Apparently after a lot of years of running, the monks that take the challenge have to do this:

During the fifth year of the challenge, the running is punctuated by what many consider the most daunting phase of the process. The trainee Monk must go for 9 days (216 hours) without food, water, or rest of any kind.

Uh, wouldn't that result in death 100% of the time?
posted by ignignokt at 12:39 PM on September 19, 2011


Interesting collection of anecdotes, but he keeps writing "replete" when he means "complete."
posted by Floydd at 12:47 PM on September 19, 2011


Did you know that two guys once flew a Cessna for 64 days, without landing?

Did you know a pedestrian is hit by a car every 30 seconds in NYC?

Poor guy, I feel for him, but y'know a job's a job and in this economy you take what you can get.
 
posted by Herodios at 1:00 PM on September 19, 2011


Just to add more trivia.. I run the JavaScript newsletter schmod mentioned :-) I have three now, JavaScript, Ruby and HTML5. You can find them all under "[whatever] weekly" on Google. Not going to self link, naturally!

A lot of us running these newsletters know each other (if only casually). It seems to have become a bit of a old-becomes-new thing but you can't argue with the reader engagement compared to the Web. Blogging is (almost) history to me.
posted by wackybrit at 1:27 PM on September 19, 2011 [3 favorites]


... in Michael Caine's voice

<stevecoogan>The Cessna starts off like this. Then it gets very loudly and specific. </stevecoogan>

then it nears its overhaul time and it gets quite soft
posted by zippy at 2:07 PM on September 19, 2011 [2 favorites]


Uh, wouldn't that result in death 100% of the time?

It's not wholly without water; they get a drink everyday which probably keeps them alive.
posted by Mitheral at 2:25 PM on September 19, 2011


I don't think I'd trust this site without further verification. Read the article on Lincoln creating the Secret Service the same day he was shot:

"While Lincoln's assassination sparked a discussion about the need for a permanent security detail for the President, this need went unfulfilled for decades. In the interim period, both James A. Garfield (1881) and Warren G. Harding (1901) were assassinated. The latter caused Congress to work toward a solution, and, informally, Presidential security became a duty of the Service starting with Harding's successor, Theodore Roosevelt. "

I believe that should read William McKinley in place of Warren Harding. No idea if this was done purposely or not, of course.

(I played the role of Leon Czolgosz in a 7th or 8th grade history class re-enactment.)
posted by InsertNiftyNameHere at 3:14 PM on September 19, 2011


The Secret Service was originally involved in busting counterfeiting during the Civil War.
posted by MiltonRandKalman at 4:27 PM on September 19, 2011


Did you know that two guys once flew a Cessna for 64 days, without landing?

Holy shit.
posted by procrastination at 6:07 PM on September 19, 2011 [1 favorite]

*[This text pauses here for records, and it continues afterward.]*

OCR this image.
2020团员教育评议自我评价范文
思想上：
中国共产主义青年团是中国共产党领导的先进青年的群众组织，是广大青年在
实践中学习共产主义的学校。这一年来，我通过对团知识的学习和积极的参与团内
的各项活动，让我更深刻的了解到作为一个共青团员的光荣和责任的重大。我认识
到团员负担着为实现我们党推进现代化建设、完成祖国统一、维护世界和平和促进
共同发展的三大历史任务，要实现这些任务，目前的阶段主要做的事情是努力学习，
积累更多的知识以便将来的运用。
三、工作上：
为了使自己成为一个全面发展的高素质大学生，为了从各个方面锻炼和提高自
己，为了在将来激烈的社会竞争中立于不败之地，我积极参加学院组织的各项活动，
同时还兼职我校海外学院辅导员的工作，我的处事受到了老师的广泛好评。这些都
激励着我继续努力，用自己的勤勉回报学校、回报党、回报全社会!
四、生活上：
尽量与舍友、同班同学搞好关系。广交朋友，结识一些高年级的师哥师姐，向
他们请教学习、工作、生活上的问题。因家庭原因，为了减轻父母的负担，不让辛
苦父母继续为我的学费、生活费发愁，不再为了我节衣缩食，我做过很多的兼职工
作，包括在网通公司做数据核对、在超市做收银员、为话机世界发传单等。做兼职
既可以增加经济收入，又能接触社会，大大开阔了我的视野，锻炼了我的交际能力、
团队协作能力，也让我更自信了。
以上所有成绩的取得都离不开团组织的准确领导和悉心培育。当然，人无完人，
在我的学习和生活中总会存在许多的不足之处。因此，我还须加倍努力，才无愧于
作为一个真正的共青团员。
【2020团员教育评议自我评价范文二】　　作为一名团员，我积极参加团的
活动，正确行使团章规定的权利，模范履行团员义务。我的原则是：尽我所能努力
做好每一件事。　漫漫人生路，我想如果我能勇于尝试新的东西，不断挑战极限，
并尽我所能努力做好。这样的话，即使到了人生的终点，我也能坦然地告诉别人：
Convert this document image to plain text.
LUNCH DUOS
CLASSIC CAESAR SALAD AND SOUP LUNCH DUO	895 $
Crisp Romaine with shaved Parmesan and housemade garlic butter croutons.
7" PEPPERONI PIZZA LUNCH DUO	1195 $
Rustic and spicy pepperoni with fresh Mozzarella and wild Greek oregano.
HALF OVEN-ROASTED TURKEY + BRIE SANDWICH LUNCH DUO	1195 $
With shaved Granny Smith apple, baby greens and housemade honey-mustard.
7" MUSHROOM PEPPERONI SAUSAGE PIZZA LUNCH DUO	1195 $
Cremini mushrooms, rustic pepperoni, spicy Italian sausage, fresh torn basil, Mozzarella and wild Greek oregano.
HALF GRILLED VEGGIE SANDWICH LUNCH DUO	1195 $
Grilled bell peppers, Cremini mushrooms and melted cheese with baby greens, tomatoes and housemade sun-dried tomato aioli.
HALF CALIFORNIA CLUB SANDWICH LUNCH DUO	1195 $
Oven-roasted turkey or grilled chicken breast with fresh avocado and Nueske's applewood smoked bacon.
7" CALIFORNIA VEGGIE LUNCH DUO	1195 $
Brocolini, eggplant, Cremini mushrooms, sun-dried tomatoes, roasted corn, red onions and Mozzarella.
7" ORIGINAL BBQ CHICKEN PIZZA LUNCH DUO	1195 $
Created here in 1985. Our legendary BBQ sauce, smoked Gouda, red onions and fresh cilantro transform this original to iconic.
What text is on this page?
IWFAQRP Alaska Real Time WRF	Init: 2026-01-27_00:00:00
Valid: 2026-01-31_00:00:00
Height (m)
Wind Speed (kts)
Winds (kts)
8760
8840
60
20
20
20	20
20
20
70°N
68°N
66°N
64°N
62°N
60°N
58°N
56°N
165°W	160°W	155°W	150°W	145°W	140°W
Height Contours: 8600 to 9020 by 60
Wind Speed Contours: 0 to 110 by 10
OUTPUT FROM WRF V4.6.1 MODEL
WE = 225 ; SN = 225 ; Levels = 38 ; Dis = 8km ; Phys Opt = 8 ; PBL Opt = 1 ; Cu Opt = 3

I had always heard that carrots were breed for the orange color to match the national colors of Netherlands. Then they ended up changing their national colors anyways because the dyes were changing colors.

I cannot remember, at all, where I had heard that, so I can't site it. Sorry.
posted by BurnChao at 8:17 PM on September 19, 2011


A Google search confirms a similar story of Netherlanders cultivating the modern orange carrot we all know and love. Maybe that will be a future Friday fact.